Pemerintah memastikan biaya haji 2026 tetap terjangkau dengan menyiapkan tambahan anggaran sebesar Rp1,77 triliun dari APBN. Dana ini digunakan untuk menutup lonjakan biaya penerbangan akibat kenaikan harga avtur global, sehingga jemaah tidak perlu menanggung biaya tambahan.
Kebijakan ini menjadi angin segar bagi calon jemaah haji Indonesia di tengah tekanan biaya energi dunia.
APBN Jadi Penopang Kenaikan Biaya Haji
Menteri Keuangan, Purbaya Yudhi Sadewa, menjelaskan bahwa tambahan anggaran berasal dari cadangan Anggaran Pendapatan dan Belanja Negara (APBN) hasil efisiensi pemerintah.
“Dari APBN lah, kan masih ada cadangan-cadangan,” ujarnya di Kompleks Istana Kepresidenan, Jakarta.
Menurutnya, efisiensi anggaran sepanjang tahun memungkinkan pemerintah mengalokasikan dana untuk kebutuhan mendesak, termasuk menutup lonjakan biaya haji.
Respons Lonjakan Harga Avtur Global
Kenaikan harga avtur global menjadi faktor utama melonjaknya biaya penerbangan haji 2026. Dampaknya cukup signifikan terhadap operasional maskapai.

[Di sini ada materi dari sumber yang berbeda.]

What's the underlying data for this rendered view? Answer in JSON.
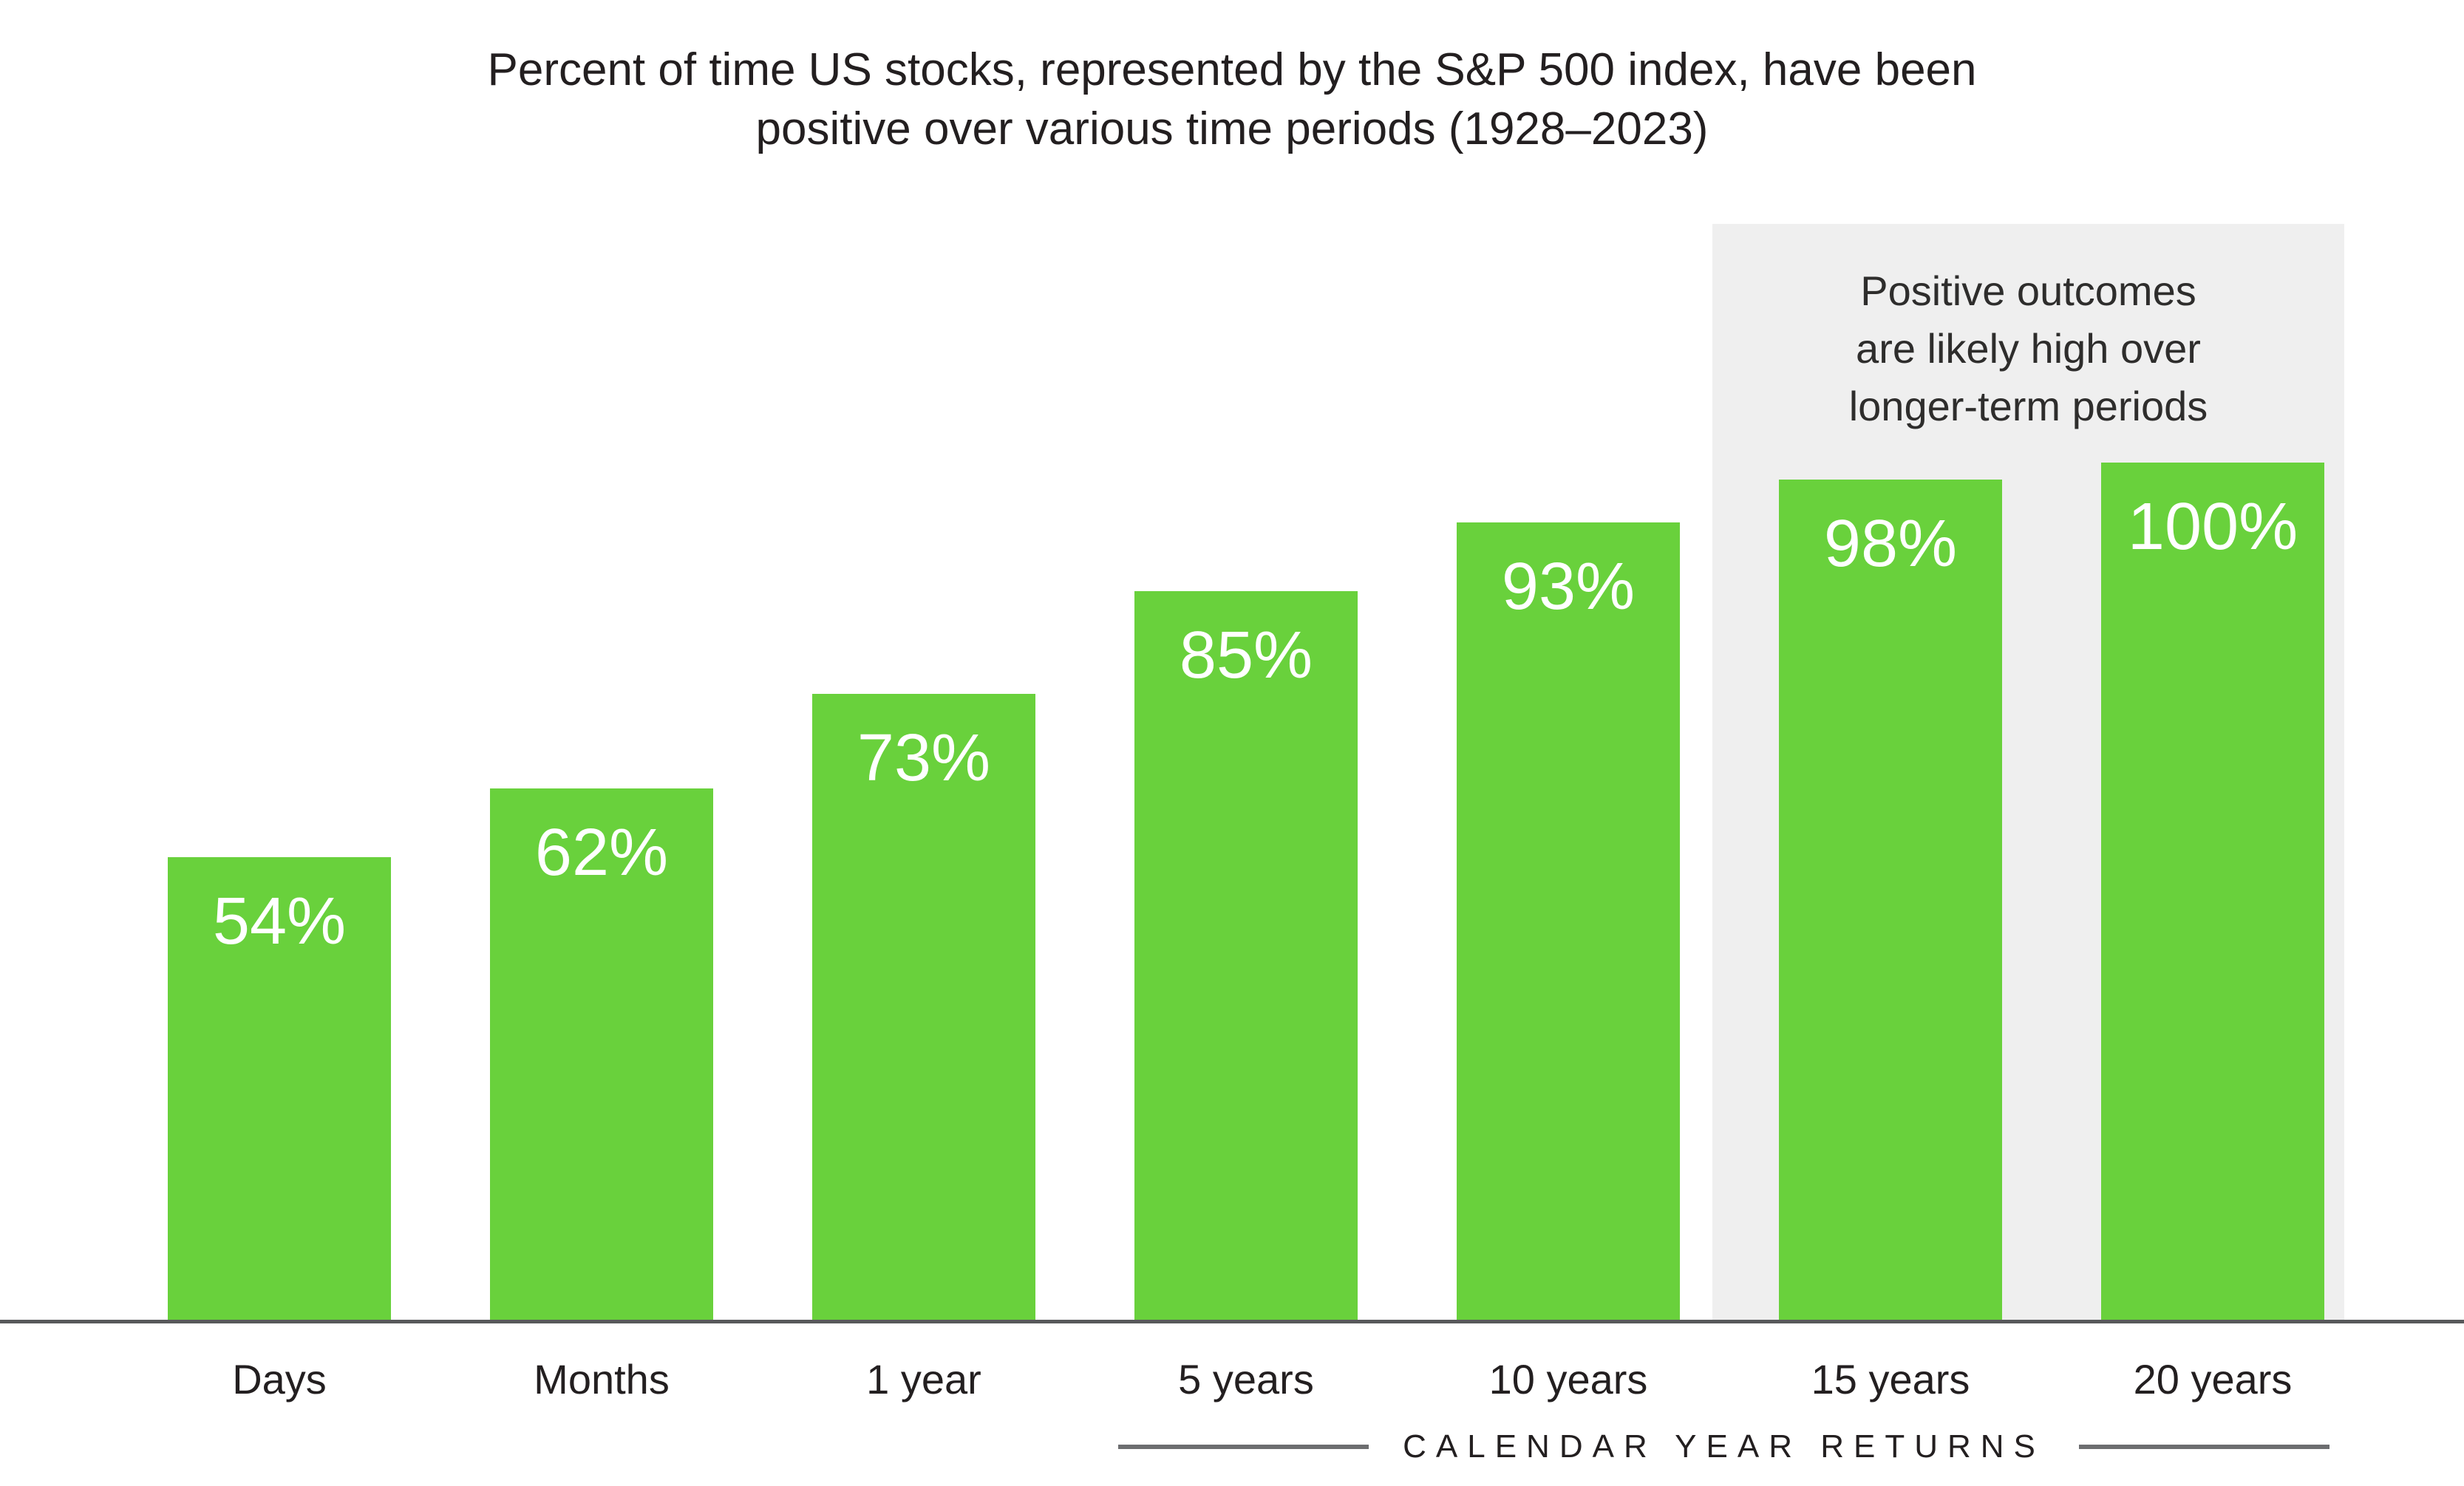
{
  "header": {
    "title_lines": [
      "Percent of time US stocks, represented by the S&P 500 index, have been",
      "positive over various time periods (1928–2023)"
    ]
  },
  "annotation": {
    "lines": [
      "Positive outcomes",
      "are likely high over",
      "longer-term periods"
    ]
  },
  "footer": {
    "label": "CALENDAR YEAR RETURNS"
  },
  "chart_data": {
    "type": "bar",
    "title": "Percent of time US stocks, represented by the S&P 500 index, have been positive over various time periods (1928–2023)",
    "categories": [
      "Days",
      "Months",
      "1 year",
      "5 years",
      "10 years",
      "15 years",
      "20 years"
    ],
    "values": [
      54,
      62,
      73,
      85,
      93,
      98,
      100
    ],
    "value_labels": [
      "54%",
      "62%",
      "73%",
      "85%",
      "93%",
      "98%",
      "100%"
    ],
    "xlabel": "CALENDAR YEAR RETURNS",
    "ylabel": "",
    "ylim": [
      0,
      100
    ],
    "grid": false,
    "legend": false,
    "bar_label_position": "inside-top",
    "highlight": {
      "categories": [
        "15 years",
        "20 years"
      ],
      "note": "Positive outcomes are likely high over longer-term periods"
    },
    "colors": {
      "bar": "#69d13c",
      "bar_label": "#ffffff",
      "highlight_bg": "#efefef",
      "axis_line": "#58595b",
      "footer_line": "#6d6e70",
      "text": "#231f20"
    }
  }
}
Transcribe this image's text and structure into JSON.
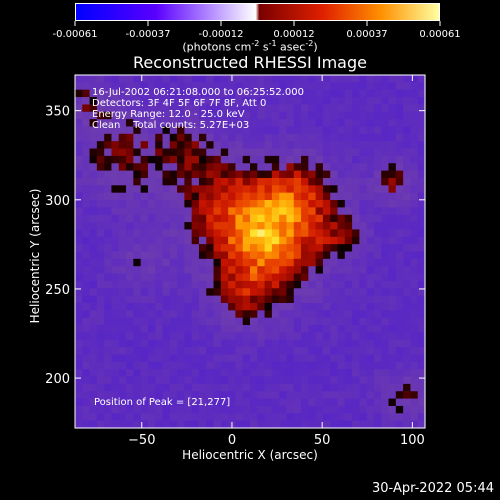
{
  "colorbar": {
    "ticks": [
      "-0.00061",
      "-0.00037",
      "-0.00012",
      "0.00012",
      "0.00037",
      "0.00061"
    ],
    "units": "(photons cm",
    "units_sup1": "-2",
    "units_mid": " s",
    "units_sup2": "-1",
    "units_mid2": " asec",
    "units_sup3": "-2",
    "units_end": ")",
    "gradient_colors": [
      "#0000ff",
      "#5a00ff",
      "#ffffff",
      "#7a0000",
      "#e02000",
      "#ff9000",
      "#ffffa0"
    ]
  },
  "chart_data": {
    "type": "heatmap",
    "title": "Reconstructed RHESSI Image",
    "xlabel": "Heliocentric X (arcsec)",
    "ylabel": "Heliocentric Y (arcsec)",
    "xlim": [
      -87,
      107
    ],
    "ylim": [
      172,
      370
    ],
    "x_ticks": [
      -50,
      0,
      50,
      100
    ],
    "y_ticks": [
      200,
      250,
      300,
      350
    ],
    "info_lines": [
      "16-Jul-2002 06:21:08.000 to 06:25:52.000",
      "Detectors: 3F 4F 5F 6F 7F 8F, Att 0",
      "Energy Range: 12.0 - 25.0 keV",
      "Clean    Total counts: 5.27E+03"
    ],
    "peak_label": "Position of Peak = [21,277]",
    "peak": [
      21,
      277
    ],
    "color_range": [
      -0.00061,
      0.00061
    ]
  },
  "footer_timestamp": "30-Apr-2022 05:44"
}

Namun, pemerintah mengambil langkah cepat dengan:
- Mengalokasikan dana tambahan dari APBN
- Menahan kenaikan biaya agar tidak dibebankan ke jemaah
- Menjaga stabilitas biaya haji nasional
Arahan Prabowo Subianto: Biaya Haji Harus Turun
Presiden Prabowo Subianto sebelumnya telah menegaskan bahwa biaya haji 2026 justru harus turun, meskipun biaya operasional meningkat.
“Kita pastikan biaya haji 2026 turun sekitar Rp2 juta, walaupun harga avtur naik,” tegasnya.
Pemerintah tidak ingin masyarakat terbebani di tengah kenaikan harga energi global.
Dampak ke 220 Ribu Jemaah Haji Indonesia
Tambahan anggaran Rp1,77 triliun ini akan membantu sekitar:
- 220 ribu calon jemaah haji Indonesia
Dengan intervensi ini:
- Jemaah tidak perlu membayar tambahan biaya
- Ibadah tetap terjangkau
- Stabilitas layanan haji tetap terjaga
BPIH 2026 Resmi Turun
Meski terjadi tekanan biaya, Biaya Penyelenggaraan Ibadah Haji (BPIH) 2026 tetap mengalami penurunan.
📊 Rinciannya:
- BPIH 2026: Rp87.409.366 per jemaah
- Penurunan: sekitar Rp2 juta dari tahun sebelumnya
Ini menunjukkan komitmen pemerintah dalam menjaga keterjangkauan biaya haji.
Kesimpulan
Langkah pemerintah menggelontorkan Rp1,77 triliun dari APBN menjadi bukti nyata keberpihakan kepada jemaah. Di tengah kenaikan harga avtur global, biaya haji tetap dijaga agar tidak memberatkan masyarakat.
Dengan kebijakan ini, diharapkan penyelenggaraan haji 2026 bisa berjalan lebih baik, terjangkau, dan nyaman bagi seluruh jemaah.